Berita Terkini, Eksklusif di WhatsApp Inilah.com
Akademisi lingkungan dari Universitas Indonesia, Tri Edhi Budhi Soesilo, menilai Harita Nickel memanfaatkan limbah tambang sebagai media tanam reklamasi untuk menekan dampak lingkungan.
Edhi menjelaskan, salah satu inovasi yang dilakukan Harita adalah pemanfaatan slag nikel hasil proses pirometalurgi. Slag tersebut tidak dibuang, melainkan dimanfaatkan sebagai campuran media tanam dan telah mengantongi Standar Nasional Indonesia (SNI).
“Itu nanti keluar tuh slag-nya, keraknya.

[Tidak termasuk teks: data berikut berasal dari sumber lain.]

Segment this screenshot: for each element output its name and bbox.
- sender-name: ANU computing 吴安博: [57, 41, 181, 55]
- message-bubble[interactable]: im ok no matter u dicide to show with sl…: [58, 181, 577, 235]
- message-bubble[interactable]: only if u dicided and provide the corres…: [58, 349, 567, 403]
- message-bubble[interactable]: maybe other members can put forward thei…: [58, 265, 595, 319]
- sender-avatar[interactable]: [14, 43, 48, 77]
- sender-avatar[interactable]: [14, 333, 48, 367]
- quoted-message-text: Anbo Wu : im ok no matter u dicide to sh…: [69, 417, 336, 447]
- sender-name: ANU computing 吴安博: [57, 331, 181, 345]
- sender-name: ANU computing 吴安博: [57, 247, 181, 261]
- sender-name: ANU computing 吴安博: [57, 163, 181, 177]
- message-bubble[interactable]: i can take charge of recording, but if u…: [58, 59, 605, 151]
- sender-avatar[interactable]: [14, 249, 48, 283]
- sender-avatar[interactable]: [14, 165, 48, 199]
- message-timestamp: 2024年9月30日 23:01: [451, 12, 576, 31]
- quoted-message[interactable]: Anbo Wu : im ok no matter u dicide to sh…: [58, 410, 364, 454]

Nah, nikelnya kepisah, keraknya ini nah, keraknya dipakai nih buat campuran tanah buat menumbuhkan tanaman. Itu dapat SNI dia, inovasi itu,” kata Edhi dalam Podcast Jurnalisik Inilah.com, dikutip Jumat (30/1/2026).
Selain slag, Edhi juga menyoroti pengelolaan limbah cair dari proses hidrometalurgi. Proses ini menggunakan asam sulfat sehingga limbahnya harus dikendalikan agar tidak mencemari badan air. Untuk itu, Harita membangun kolam pengelolaan limbah cair atau pond dengan luas sekitar 12 hektar.
“Supaya limbahnya nggak sampai keluar ke badan air gitu kan. Nah dia punya yang namanya apa pond yang luasnya kalau nggak salah tuh hampir 12 hektar,” ucap Edhi.
Lebih lanjut, Edhi menjelaskan Harita juga menerapkan inovasi Dry Stack Tailing Facilities (DSTF) dalam pengelolaan tailing. Sisa gerusan batuan yang tidak terpakai tidak dibuang dalam kondisi basah, melainkan dikeringkan dengan memisahkan airnya melalui proses tertentu.
“Untuk mengelola limbah cairnya. Kemudian dia juga punya inovasi namanya DSTF, Dry Stack Tailing Facilities. Artinya tailing itu kan sisa gerusan batuan yang udah nggak kepakai tuh. Nah, itu dia ilangin airnya dengan suatu proses,” ucap Edhi.
Menurut Edhi, tailing yang sudah dikeringkan kemudian dipadatkan menjadi lempengan dan dimanfaatkan kembali sebagai media tanam. Ia menilai inovasi tersebut layak ditiru oleh perusahaan tambang lain.
“Dia menghasilkan nanti lempengan-lempengan hasil di-press itu, diambil airnya, untuk ditumpuk menjadi juga bahan buat nanam. Nah ini inovasi-inovasi ini yang bisa ditiru oleh tambang lain. Dengan syarat punya kemauan,” ucap Edhi.